FBI Fights Testing For False DNA Matches
Slashdot notes an article in the Los Angeles Times about the 2001 discovery by Arizona crime lab technician Kathryn Troyer of two felons with remarkably similar genetic profiles, so similar that they would be accepted in court as a match. However, one of the two was white and the other was black.

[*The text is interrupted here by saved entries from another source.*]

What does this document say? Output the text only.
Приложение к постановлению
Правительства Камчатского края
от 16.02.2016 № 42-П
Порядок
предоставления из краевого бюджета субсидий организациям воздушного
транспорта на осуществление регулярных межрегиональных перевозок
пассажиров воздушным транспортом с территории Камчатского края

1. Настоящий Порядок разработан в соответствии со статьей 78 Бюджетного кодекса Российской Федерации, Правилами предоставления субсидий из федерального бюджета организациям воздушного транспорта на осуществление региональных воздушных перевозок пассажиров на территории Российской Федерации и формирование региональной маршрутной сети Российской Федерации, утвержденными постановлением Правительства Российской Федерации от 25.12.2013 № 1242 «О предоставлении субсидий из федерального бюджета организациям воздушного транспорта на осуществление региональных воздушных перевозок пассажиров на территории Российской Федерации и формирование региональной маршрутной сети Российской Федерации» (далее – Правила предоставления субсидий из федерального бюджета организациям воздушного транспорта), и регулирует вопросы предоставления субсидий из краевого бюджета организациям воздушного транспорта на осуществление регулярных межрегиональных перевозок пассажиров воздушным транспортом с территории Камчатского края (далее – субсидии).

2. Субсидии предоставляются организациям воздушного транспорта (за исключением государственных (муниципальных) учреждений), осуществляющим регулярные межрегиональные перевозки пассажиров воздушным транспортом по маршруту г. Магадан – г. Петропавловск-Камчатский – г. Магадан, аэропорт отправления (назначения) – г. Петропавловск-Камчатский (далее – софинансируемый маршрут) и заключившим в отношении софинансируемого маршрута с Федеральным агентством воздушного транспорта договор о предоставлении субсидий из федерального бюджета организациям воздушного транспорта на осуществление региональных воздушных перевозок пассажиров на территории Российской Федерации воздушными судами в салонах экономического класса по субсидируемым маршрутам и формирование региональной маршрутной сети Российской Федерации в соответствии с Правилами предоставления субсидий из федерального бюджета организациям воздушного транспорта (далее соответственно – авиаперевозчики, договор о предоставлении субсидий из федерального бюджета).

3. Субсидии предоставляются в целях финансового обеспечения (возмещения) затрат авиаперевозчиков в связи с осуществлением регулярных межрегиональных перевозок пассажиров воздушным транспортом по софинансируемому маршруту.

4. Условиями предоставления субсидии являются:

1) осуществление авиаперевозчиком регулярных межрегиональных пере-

Although the FBI estimates the odds of unrelated people sharing those genetic markers as 1 in 113 billion, Troyer found dozens of similar matches.
Several scientists and legal experts want to test the accuracy of official statistics using the nearly 6 million profiles in CODIS, the national system that incorporates most state and local databases.
"DNA is terrific and nobody doubts it, but because it is so powerful, any chinks in its armor ought to be made as salient and clear as possible so jurors will not be overwhelmed by the seeming certainty of it," said David Faigman, a professor at UC Hastings College of the Law, who specializes in scientific evidence.
FBI officials argue that critics exaggerate or misunderstand the implications of Troyer's discoveries.
"I can appreciate why the FBI is worried about this," said David Kaye, an expert on science and the law at Arizona State University and former member of a national committee that studied forensic DNA. But "people's lives do ride on this evidence," he said. "It has got to be explained."